Now, we have these three classes here this morning. We have, I hope, a very large number who are on Jehovah’s side—who fear God and serve Him. We have a number who are on the side of the evil one—who make no profession of religion and do not observe even the outward symptoms of it. They are both inwardly and outwardly the servants of the evil one. But the great mass of my hearers belong to the third class—the waverers. Like empty clouds, they are driven here and there by the wind. Like painted beauties, they lack the freshness of life—they have a name to live and are dead. Procrastinators, doubleminded men, undecided persons, to you I speak this morning—”How long will you falter between two opinions?” If the question is answered by God’s Spirit in your hearts, may you be led to answer, “No longer, Lord, do I falter. But this day I decide for You and am Your servant forever.”

ELIJAH’S APPEAL TO THE UNDECIDED (1857)

Whatever the great doctrine of predestination may involve, rest assured…

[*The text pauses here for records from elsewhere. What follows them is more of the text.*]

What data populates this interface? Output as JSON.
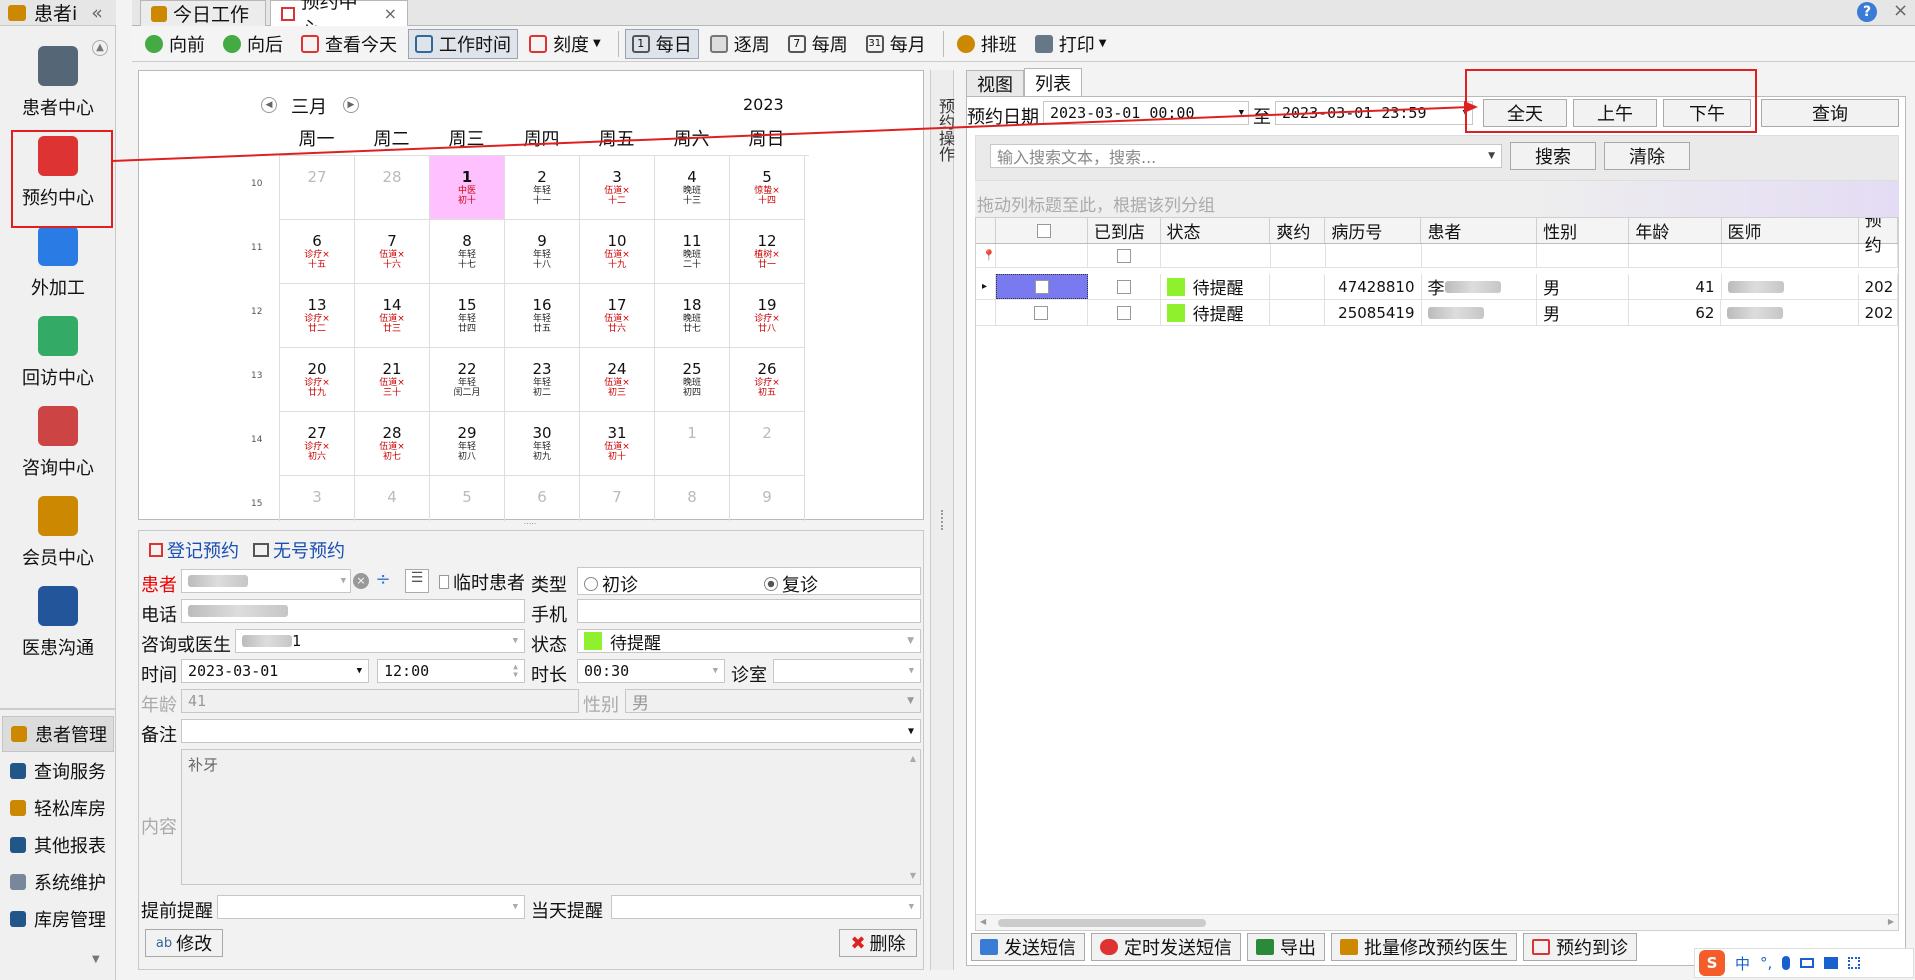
{
  "left_nav": {
    "title": "患者i",
    "collapse": "«",
    "big_items": [
      {
        "label": "患者中心",
        "icon": "binoculars-icon",
        "color": "#567"
      },
      {
        "label": "预约中心",
        "icon": "calendar-icon",
        "color": "#d33"
      },
      {
        "label": "外加工",
        "icon": "cubes-icon",
        "color": "#2a7be4"
      },
      {
        "label": "回访中心",
        "icon": "refresh-icon",
        "color": "#3a6"
      },
      {
        "label": "咨询中心",
        "icon": "consultant-icon",
        "color": "#c44"
      },
      {
        "label": "会员中心",
        "icon": "members-icon",
        "color": "#c80"
      },
      {
        "label": "医患沟通",
        "icon": "film-icon",
        "color": "#259"
      }
    ],
    "small_items": [
      {
        "label": "患者管理",
        "icon": "people-icon",
        "color": "#c80"
      },
      {
        "label": "查询服务",
        "icon": "search-icon",
        "color": "#258"
      },
      {
        "label": "轻松库房",
        "icon": "box-icon",
        "color": "#c80"
      },
      {
        "label": "其他报表",
        "icon": "report-icon",
        "color": "#258"
      },
      {
        "label": "系统维护",
        "icon": "gear-icon",
        "color": "#789"
      },
      {
        "label": "库房管理",
        "icon": "warehouse-icon",
        "color": "#258"
      }
    ]
  },
  "tabs": [
    {
      "label": "今日工作",
      "icon": "person-icon"
    },
    {
      "label": "预约中心",
      "icon": "calendar-icon",
      "close": "×"
    }
  ],
  "toolbar": {
    "items": [
      "向前",
      "向后",
      "查看今天",
      "工作时间",
      "刻度",
      "每日",
      "逐周",
      "每周",
      "每月",
      "排班",
      "打印"
    ]
  },
  "calendar": {
    "month": "三月",
    "year": "2023",
    "weekdays": [
      "周一",
      "周二",
      "周三",
      "周四",
      "周五",
      "周六",
      "周日"
    ],
    "weeknums": [
      "10",
      "11",
      "12",
      "13",
      "14",
      "15"
    ],
    "rows": [
      [
        {
          "d": "27",
          "o": true
        },
        {
          "d": "28",
          "o": true
        },
        {
          "d": "1",
          "s": "中医\n初十",
          "t": true
        },
        {
          "d": "2",
          "s": "年轻\n十一",
          "k": true
        },
        {
          "d": "3",
          "s": "伍道×\n十二"
        },
        {
          "d": "4",
          "s": "晚班\n十三",
          "k": true
        },
        {
          "d": "5",
          "s": "惊蛰×\n十四"
        }
      ],
      [
        {
          "d": "6",
          "s": "诊疗×\n十五"
        },
        {
          "d": "7",
          "s": "伍道×\n十六"
        },
        {
          "d": "8",
          "s": "年轻\n十七",
          "k": true
        },
        {
          "d": "9",
          "s": "年轻\n十八",
          "k": true
        },
        {
          "d": "10",
          "s": "伍道×\n十九"
        },
        {
          "d": "11",
          "s": "晚班\n二十",
          "k": true
        },
        {
          "d": "12",
          "s": "植树×\n廿一"
        }
      ],
      [
        {
          "d": "13",
          "s": "诊疗×\n廿二"
        },
        {
          "d": "14",
          "s": "伍道×\n廿三"
        },
        {
          "d": "15",
          "s": "年轻\n廿四",
          "k": true
        },
        {
          "d": "16",
          "s": "年轻\n廿五",
          "k": true
        },
        {
          "d": "17",
          "s": "伍道×\n廿六"
        },
        {
          "d": "18",
          "s": "晚班\n廿七",
          "k": true
        },
        {
          "d": "19",
          "s": "诊疗×\n廿八"
        }
      ],
      [
        {
          "d": "20",
          "s": "诊疗×\n廿九"
        },
        {
          "d": "21",
          "s": "伍道×\n三十"
        },
        {
          "d": "22",
          "s": "年轻\n闰二月",
          "k": true
        },
        {
          "d": "23",
          "s": "年轻\n初二",
          "k": true
        },
        {
          "d": "24",
          "s": "伍道×\n初三"
        },
        {
          "d": "25",
          "s": "晚班\n初四",
          "k": true
        },
        {
          "d": "26",
          "s": "诊疗×\n初五"
        }
      ],
      [
        {
          "d": "27",
          "s": "诊疗×\n初六"
        },
        {
          "d": "28",
          "s": "伍道×\n初七"
        },
        {
          "d": "29",
          "s": "年轻\n初八",
          "k": true
        },
        {
          "d": "30",
          "s": "年轻\n初九",
          "k": true
        },
        {
          "d": "31",
          "s": "伍道×\n初十"
        },
        {
          "d": "1",
          "o": true
        },
        {
          "d": "2",
          "o": true
        }
      ],
      [
        {
          "d": "3",
          "o": true
        },
        {
          "d": "4",
          "o": true
        },
        {
          "d": "5",
          "o": true
        },
        {
          "d": "6",
          "o": true
        },
        {
          "d": "7",
          "o": true
        },
        {
          "d": "8",
          "o": true
        },
        {
          "d": "9",
          "o": true
        }
      ]
    ]
  },
  "form": {
    "tab_register": "登记预约",
    "tab_nonumber": "无号预约",
    "patient_label": "患者",
    "temp_patient": "临时患者",
    "type_label": "类型",
    "type_first": "初诊",
    "type_revisit": "复诊",
    "phone_label": "电话",
    "mobile_label": "手机",
    "doctor_label": "咨询或医生",
    "doctor_value": "1",
    "status_label": "状态",
    "status_value": "待提醒",
    "time_label": "时间",
    "date_value": "2023-03-01",
    "time_value": "12:00",
    "duration_label": "时长",
    "duration_value": "00:30",
    "room_label": "诊室",
    "age_label": "年龄",
    "age_value": "41",
    "gender_label": "性别",
    "gender_value": "男",
    "note_label": "备注",
    "content_label": "内容",
    "content_value": "补牙",
    "advance_label": "提前提醒",
    "sameday_label": "当天提醒",
    "edit_btn": "修改",
    "delete_btn": "删除"
  },
  "side_vertical": "预约操作",
  "right": {
    "tabs": [
      "视图",
      "列表"
    ],
    "date_label": "预约日期",
    "date_from": "2023-03-01 00:00",
    "to_label": "至",
    "date_to": "2023-03-01 23:59",
    "btn_allday": "全天",
    "btn_am": "上午",
    "btn_pm": "下午",
    "btn_query": "查询",
    "search_placeholder": "输入搜索文本，搜索...",
    "btn_search": "搜索",
    "btn_clear": "清除",
    "group_hint": "拖动列标题至此，根据该列分组",
    "columns": [
      "",
      "已到店",
      "状态",
      "爽约",
      "病历号",
      "患者",
      "性别",
      "年龄",
      "医师",
      "预约"
    ],
    "rows": [
      {
        "status": "待提醒",
        "record": "47428810",
        "patient": "李",
        "gender": "男",
        "age": "41",
        "date": "202"
      },
      {
        "status": "待提醒",
        "record": "25085419",
        "patient": "",
        "gender": "男",
        "age": "62",
        "date": "202"
      }
    ],
    "footer": [
      "发送短信",
      "定时发送短信",
      "导出",
      "批量修改预约医生",
      "预约到诊"
    ]
  },
  "ime": {
    "logo": "S",
    "items": [
      "中",
      "°,",
      "🎤",
      "⌨",
      "👕",
      "▦"
    ]
  }
}
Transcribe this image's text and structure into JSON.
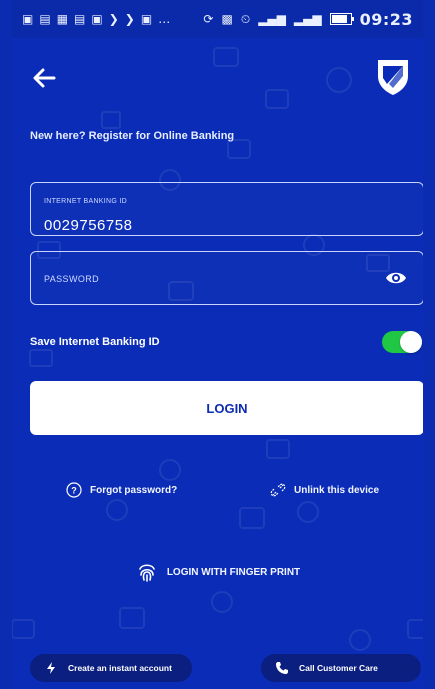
{
  "status_bar": {
    "time": "09:23",
    "battery_level": 0.85
  },
  "header": {
    "back_icon": "arrow-left-icon",
    "logo": "bank-shield-logo"
  },
  "register": {
    "text": "New here? Register for Online Banking"
  },
  "fields": {
    "banking_id": {
      "label": "INTERNET BANKING ID",
      "value": "0029756758"
    },
    "password": {
      "placeholder": "PASSWORD",
      "icon": "eye-icon"
    }
  },
  "save_toggle": {
    "label": "Save Internet Banking ID",
    "on": true,
    "color": "#20c744"
  },
  "login": {
    "label": "LOGIN"
  },
  "links": {
    "forgot": {
      "label": "Forgot password?",
      "icon": "question-circle-icon"
    },
    "unlink": {
      "label": "Unlink this device",
      "icon": "unlink-icon"
    }
  },
  "fingerprint": {
    "label": "LOGIN WITH FINGER PRINT",
    "icon": "fingerprint-icon"
  },
  "bottom": {
    "create_account": {
      "label": "Create an instant account",
      "icon": "bolt-icon"
    },
    "call_care": {
      "label": "Call Customer Care",
      "icon": "phone-icon"
    }
  },
  "colors": {
    "background": "#0a2cb6",
    "button_text": "#0b2bb0"
  }
}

Let it not be supposed that election excludes any of you from the invitation of mercy; all of you who labor, are bidden to come. Whatever the great doctrine of predestination may involve, rest assured that it by no means narrows or diminishes the extent of gospel invitations. The good news is to be preached to “every creature” under heaven, and in this particular passage it is addressed to all the laboring and heavy laden.

MTP 17:969

Your Self-Imposed Labors Will End in Disappointment

There are to be found many who are actively engaged in seeking salvation; they believe that if they obey the precepts of the law they will be saved, and they are endeavoring to the utmost to do them; they have been told that the performance of certain rites and ceremonies will also save them, they are performing those with great care; the yoke is on their shoulders, and they are laboring diligently. Some are laboring in prayer, some are laboring in sacraments, others in self-denials and mortifications, but as a class they are awakened to feel the need of salvation, and they are intensely laboring to save themselves. It is to these the Saviour addresses his loving admonition: in effect he tells them, “This is not the way to rest, your self-imposed labors will end in disappointment; cease your wearisome exertions, and believe in me, for I will at once give you rest—the rest which my labors have earned for believers.”